Так что слабых мест было достаточно и Гёттингенский университет у многих вызывал недовольство. Сторонники государственного образования, когда образование мыслится лишь как воспитание подходящих государству инструментов-служащих, ругали вольности Гёттингена, полагая, что министерство должно разработать строго исполняемые программы, неукоснительно преследовать уклонения и получать на выходе из университета стройные ряды марширующих молодых чиновников. Общее благо, которое преследует государство, требует от своих служащих определённой функциональности, и университет есть не более чем точильный камень, созданный для доведения человеческого материала до должной специализации. Благо государства есть высшая ценность по отношению к капризам личных желаний, и надлежит жертвовать склонностями людей ради служения общему благу.

Такому государственному взгляду можно возразить. Это совершенно загадочное дело – образ мышления людей, которые отдают свою свободу высшим ценностям. У человека мало что есть; почти всё, что у него есть – это свобода. Это прежде всего свобода мышления, всё остальное человеку не принадлежит – он не властен в своём теле и своих эмоциях, не властен ни в действиях, ни в желаниях, он может лишь, при достаточном усилии, достичь некоторой свободы в своём мышлении, никаких иных собственных ценностей у него нет. Прочее – случайности судьбы и страсти, сплетение законов, приложенных к пассивному узелку приложения сил.

В обществе властвуют четыре элемента алхимии социума: страсть, власть, изменчивость, податливость. Из них состоит материя социального. Множество людей вообще не имеет отношения к мышлению и не знают о свободе, проживая всю жизнь в заботах телесных или страстных, но вот и те немногие, которое имеют отношение к мышлению, – тоже отдают себя нечеловеческому, например – государству, нации… Удивительно, как легко люди отказываются от свободы, единственного достояния.

Любой социальный институт стоит в скрещении этих сил – внечеловеческих импульсов «общего блага» и личных стремлений к свободе и независимости. То и другое невозможно, то и другое управляет поступками. При создании социального института приходится заботиться об устойчивости, иначе противоборствующие силы просто раздерут новую организацию. В каждый момент сочетание сил иное, и баланс достигается иными средствами. И создание новой социальной машины – Университета Нового времени – шло с большим трудом.

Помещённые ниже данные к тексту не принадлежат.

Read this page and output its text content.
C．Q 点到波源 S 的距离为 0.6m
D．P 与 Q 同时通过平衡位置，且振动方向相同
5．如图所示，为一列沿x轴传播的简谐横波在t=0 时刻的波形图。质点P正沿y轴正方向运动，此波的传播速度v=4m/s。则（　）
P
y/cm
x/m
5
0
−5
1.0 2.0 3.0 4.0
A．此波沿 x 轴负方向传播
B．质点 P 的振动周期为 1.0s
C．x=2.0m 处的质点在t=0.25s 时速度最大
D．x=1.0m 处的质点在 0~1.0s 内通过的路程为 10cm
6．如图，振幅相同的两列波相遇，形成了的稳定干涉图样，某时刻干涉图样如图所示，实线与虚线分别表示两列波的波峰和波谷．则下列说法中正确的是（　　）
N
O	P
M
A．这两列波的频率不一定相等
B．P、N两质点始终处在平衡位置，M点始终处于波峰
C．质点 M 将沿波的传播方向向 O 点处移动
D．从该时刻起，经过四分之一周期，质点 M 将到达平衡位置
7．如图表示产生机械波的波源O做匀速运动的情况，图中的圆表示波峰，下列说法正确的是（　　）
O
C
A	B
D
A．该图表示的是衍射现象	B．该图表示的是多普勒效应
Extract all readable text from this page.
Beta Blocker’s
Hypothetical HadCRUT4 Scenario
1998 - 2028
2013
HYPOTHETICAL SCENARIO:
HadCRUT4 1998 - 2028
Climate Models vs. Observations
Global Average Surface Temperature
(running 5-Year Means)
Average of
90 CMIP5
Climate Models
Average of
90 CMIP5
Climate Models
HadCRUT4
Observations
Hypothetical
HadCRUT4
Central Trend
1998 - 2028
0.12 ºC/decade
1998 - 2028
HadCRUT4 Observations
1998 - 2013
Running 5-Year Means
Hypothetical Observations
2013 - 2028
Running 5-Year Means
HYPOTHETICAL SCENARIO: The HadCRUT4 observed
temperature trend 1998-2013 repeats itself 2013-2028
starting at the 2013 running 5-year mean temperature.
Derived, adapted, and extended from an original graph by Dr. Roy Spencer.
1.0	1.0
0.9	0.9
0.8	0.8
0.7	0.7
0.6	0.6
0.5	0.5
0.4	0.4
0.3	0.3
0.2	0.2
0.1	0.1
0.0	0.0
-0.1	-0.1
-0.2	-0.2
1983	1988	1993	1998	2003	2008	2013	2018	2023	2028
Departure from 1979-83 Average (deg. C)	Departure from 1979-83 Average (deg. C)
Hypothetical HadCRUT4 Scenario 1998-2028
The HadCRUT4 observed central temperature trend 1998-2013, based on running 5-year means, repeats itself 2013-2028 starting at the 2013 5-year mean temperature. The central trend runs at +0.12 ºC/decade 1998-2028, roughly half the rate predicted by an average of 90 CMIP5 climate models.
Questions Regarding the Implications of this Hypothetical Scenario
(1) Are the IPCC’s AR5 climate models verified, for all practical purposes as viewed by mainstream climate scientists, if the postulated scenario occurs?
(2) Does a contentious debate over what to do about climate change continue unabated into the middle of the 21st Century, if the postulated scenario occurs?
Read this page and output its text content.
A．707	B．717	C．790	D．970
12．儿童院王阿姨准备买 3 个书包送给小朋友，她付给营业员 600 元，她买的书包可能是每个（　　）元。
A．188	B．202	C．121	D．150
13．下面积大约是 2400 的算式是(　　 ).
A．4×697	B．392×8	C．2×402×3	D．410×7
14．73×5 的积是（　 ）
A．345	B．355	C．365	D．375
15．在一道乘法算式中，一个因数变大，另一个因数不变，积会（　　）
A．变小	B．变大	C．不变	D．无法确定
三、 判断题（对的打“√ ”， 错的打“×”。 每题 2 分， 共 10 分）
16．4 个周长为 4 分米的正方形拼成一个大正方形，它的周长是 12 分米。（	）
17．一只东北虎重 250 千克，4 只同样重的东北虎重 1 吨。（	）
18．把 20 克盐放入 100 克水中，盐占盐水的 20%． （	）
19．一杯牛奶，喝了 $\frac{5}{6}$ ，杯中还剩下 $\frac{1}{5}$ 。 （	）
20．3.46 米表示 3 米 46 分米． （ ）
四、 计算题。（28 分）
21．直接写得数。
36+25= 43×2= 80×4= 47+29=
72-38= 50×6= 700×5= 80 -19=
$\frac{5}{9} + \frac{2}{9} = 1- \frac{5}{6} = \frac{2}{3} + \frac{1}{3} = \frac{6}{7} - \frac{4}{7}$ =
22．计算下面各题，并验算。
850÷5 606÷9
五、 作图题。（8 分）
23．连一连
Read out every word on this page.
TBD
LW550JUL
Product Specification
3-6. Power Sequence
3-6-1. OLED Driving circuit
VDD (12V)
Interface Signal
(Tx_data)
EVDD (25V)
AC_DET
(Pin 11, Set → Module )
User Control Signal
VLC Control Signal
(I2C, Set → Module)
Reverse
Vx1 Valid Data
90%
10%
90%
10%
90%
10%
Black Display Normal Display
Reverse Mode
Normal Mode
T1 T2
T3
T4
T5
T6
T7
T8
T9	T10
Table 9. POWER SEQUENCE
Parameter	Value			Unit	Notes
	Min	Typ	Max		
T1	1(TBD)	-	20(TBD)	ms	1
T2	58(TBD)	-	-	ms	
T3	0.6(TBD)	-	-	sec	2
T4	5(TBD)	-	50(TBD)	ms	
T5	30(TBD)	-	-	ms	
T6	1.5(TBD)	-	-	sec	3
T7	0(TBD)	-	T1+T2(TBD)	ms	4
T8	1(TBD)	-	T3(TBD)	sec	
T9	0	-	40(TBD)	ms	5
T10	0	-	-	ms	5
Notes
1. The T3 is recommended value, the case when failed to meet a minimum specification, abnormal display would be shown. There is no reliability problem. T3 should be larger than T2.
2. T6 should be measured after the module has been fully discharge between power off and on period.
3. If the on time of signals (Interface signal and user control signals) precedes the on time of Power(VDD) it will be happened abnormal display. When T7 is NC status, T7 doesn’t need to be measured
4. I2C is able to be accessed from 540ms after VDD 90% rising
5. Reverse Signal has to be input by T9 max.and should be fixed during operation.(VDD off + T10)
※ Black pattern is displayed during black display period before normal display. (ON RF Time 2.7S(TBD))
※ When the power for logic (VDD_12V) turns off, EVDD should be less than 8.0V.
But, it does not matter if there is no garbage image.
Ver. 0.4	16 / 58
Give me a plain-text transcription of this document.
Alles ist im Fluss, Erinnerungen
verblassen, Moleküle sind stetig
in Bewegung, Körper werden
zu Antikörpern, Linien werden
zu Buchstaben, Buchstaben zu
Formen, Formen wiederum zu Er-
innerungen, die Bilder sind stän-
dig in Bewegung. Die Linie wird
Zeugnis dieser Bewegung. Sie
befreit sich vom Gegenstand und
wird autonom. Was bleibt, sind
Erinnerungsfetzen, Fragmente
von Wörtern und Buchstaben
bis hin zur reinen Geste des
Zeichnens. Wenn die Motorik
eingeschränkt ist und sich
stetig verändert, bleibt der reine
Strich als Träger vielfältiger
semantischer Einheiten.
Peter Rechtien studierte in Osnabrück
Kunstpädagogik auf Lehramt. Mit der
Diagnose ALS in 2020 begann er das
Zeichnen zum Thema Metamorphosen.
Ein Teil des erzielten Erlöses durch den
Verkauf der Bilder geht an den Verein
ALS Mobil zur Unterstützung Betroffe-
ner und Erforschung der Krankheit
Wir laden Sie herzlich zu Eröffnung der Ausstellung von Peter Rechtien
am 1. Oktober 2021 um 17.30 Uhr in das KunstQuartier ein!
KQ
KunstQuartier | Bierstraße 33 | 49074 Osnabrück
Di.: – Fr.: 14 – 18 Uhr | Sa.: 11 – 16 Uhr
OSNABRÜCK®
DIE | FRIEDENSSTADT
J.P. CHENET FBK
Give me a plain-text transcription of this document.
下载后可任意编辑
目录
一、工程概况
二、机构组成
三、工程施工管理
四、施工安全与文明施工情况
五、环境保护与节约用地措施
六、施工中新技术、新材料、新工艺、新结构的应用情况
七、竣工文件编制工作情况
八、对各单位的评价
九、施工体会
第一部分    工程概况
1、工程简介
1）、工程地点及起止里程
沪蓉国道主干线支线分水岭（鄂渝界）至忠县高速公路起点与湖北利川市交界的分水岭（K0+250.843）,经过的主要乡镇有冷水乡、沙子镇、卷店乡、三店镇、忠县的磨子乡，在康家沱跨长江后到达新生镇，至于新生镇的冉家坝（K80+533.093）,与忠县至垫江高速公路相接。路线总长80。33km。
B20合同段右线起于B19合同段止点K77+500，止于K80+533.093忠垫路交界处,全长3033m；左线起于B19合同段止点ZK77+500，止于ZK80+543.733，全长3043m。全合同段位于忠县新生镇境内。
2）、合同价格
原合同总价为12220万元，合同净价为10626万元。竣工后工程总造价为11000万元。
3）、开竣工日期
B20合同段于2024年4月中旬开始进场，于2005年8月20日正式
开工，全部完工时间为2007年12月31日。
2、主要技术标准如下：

Университетская машина очень трудно создавалась. История средневековых университетов состояла в том, что из приходских школ разновозрастные дети приходили на факультет искусств, а затем восходили в высшие факультеты. Этот средневековый университет начался в XI в. с Болоньи, Парижа и Оксфорда, затем распространялся на северо-восток, в Центральную Европу и потом в восточную, куда добрался только к XVII в. Волна университетов доплеснулась до восточной Европы в то время, когда в центре университеты уже стали вымирать – это был кризис университетов в XVII–XVIII вв. Университеты средневековья – это корпорации, смысл их в том, что это частное дело, объединение людей, и возникли университеты, когда в окружающем социуме было мало властных социоматов, огромных социальных машин, очень многое решалось на личном уровне, между людьми. Университеты договаривались с папами, королями и князьями, получали пожалования и кормления и могли существовать в этом всё ещё человеческом мире.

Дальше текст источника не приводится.